(IHU) Quando Carla Dal Ponte pediu um encontro com o Papa Ratzinger, os cardeais a rejeitaram com decisão. A magistrada pede que acabe “a proteção dos franciscanos de Herzegovina ao criminoso de guerra croata Ante Gotovina, então fugitivo.
E protesta: “Gotovina foi recebido por Wojtyla, e vocês negam a audiência a mim”. A irrupção de Dal Ponte provocou uma dura nota da Santa Sé à embaixada norte-americana: “Ela foi irritante e mal educada”. Mas é verdade que João Paulo II deu audiência ao homem da limpeza étnica croata? “Não sabemos”, responde o monsenhor que se ocupa da Bósnia: “mas se isso ocorreu foi durante uma das audiências de grupo”.A reportagem é de Gianluca Di Feo e Stefania Maurizi, publicada no jornal La Repubblica, 29-04-2011. A tradução é de Moisés Sbardelotto.
Esse é um dos tantos segredos vaticanos revelados pelos telegramas do Wikileaks, aos quais a revista L’Espresso nas bancas neste sábado dedica um dossiê especial de dez páginas. Os documentos do Departamento de Estado reconstroem outros momentos de crise, como a decisiva intervenção da Casa Branca contra a emissora polonesa Rádio Maria e o seu diretor, acusados de discursos antissemitas, sem que depois o Vaticano se movesse para freá-los.
E descrevem os acordos subterrâneos entre os EUA e a Santa Sé, incluindo a operação concordada há um ano nas Nações Unidas para bloquear uma resolução desejada pelos países islâmicos: o representantes de Obama, Díaz, e o do pontífice dividem as tarefas para mobilizar uma frente contrária.

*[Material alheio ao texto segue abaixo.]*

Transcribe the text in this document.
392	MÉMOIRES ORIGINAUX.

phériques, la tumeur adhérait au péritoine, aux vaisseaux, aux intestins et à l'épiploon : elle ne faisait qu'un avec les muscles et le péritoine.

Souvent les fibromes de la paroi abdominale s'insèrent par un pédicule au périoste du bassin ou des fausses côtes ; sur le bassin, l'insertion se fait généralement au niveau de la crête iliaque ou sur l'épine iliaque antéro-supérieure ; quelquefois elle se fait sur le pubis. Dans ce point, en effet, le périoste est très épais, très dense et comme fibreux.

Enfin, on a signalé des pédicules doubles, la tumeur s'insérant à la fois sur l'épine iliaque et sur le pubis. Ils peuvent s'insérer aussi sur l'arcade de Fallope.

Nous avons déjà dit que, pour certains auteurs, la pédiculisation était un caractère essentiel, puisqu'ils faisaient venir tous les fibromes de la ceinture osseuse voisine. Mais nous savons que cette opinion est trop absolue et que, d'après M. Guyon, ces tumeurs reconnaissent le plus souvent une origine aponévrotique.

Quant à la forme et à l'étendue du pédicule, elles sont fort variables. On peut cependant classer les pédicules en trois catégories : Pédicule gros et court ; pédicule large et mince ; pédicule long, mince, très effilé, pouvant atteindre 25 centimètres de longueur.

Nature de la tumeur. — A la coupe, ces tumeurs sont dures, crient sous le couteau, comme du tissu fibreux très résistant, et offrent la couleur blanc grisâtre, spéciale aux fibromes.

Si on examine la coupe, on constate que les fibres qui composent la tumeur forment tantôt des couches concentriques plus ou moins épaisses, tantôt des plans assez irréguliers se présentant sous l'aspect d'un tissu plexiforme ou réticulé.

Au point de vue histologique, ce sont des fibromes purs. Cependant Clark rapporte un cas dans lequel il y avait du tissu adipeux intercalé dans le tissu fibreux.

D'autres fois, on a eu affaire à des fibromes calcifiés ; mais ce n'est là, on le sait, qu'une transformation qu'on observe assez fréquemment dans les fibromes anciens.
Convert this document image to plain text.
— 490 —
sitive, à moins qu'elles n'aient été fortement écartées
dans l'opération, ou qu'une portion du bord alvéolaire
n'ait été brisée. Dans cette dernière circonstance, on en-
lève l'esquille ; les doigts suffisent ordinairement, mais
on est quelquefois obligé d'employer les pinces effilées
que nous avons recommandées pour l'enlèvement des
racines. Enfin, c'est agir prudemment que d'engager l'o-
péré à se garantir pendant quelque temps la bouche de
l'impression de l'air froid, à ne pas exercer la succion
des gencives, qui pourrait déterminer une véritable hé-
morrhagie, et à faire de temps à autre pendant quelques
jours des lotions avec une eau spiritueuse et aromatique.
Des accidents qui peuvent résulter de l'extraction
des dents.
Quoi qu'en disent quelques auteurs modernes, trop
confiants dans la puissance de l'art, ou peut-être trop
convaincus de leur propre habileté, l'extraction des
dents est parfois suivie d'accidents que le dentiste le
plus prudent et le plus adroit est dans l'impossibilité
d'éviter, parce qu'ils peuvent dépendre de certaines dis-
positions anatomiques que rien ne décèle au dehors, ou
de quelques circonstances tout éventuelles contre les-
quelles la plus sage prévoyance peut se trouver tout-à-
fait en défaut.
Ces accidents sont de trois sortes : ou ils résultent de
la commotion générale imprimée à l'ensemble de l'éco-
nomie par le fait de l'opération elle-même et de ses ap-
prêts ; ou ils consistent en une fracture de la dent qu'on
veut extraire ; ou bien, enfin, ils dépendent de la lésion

Porque, como destaca o relatório de Hillary Clinton, o Vaticano é a única superpotência mundial que tem relações diplomáticas com 177 nações, incluindo aquelas onde os EUA não são apreciados: “Ele pode ser um poderoso aliado ou um inimigo ocasional”.
Os telegramas evidenciam como Washington, às vésperas do conclave, não apostou em Ratzinger, considerado muito autoritário, enquanto “os bispos estão cheios de serem tratados como crianças pela Cúria Romana“. E, depois das eleições, os EUA temeram que “uma máfia alemã (literalmente) tomasse o posto da máfia polonesa à qual Wojtyla confiou o Vaticano“. Mas depois foram tranquilizados pelos cardeais alemães: “Nós acreditamos nas regras, não nas camarilhas”.
E, em 2009, até os arquivos defendem que, na política estrangeira, o pontífice bávaro tem “muito mais afinidades com Obama do que com Bush“. “A imagem de Ratzinger que se destaca, em contraste com os retratos que o querem autoritário, rígido e ansioso por esmagar as vozes contrárias, é a de ser mais aberto à discussão e ao debate do que é descrito. Um prelado norte-americano que trabalhou por muitos anos ao seu lado nos disse que, quando deve abordar uma questão, ele primeiro pede a opinião da pessoa mais jovem e depois prossegue até ouvir por último a mais importante. Não quer que o grupo se limite a ouvir o prelado mais idoso ou notável e depois repita como papagaios a resposta (uma tática não rara na hierarquia pontifícia). De fato, Ratzinger ouve todas as opiniões e depois formula a sua decisão, que, em não poucas ocasiões, está de acordo com a do membro mais jovem da equipe. Um bispo que foi um estreito colaborador seu nos disse: ‘Ele sabe que irá morrer no trabalho, mas prefere que isso ocorra o mais tarde possível’. Por isso limita ao máximo os compromissos”.
Bento XVI é muito distante do Papa relutante levado às telas por Nanni Moretti: “Ele se jogou no pontificado – como nos referiu DiNoia – como um peixe na água, e parece que o novo cargo lhe agrada”. E é justamente a marcada diferença com Wojtyla que “poderia ser a chave do seu sucesso: a sua habilidade de ser pontífice ao seu modo e ignorar os gigantescos sapatos de pescador que herdou”.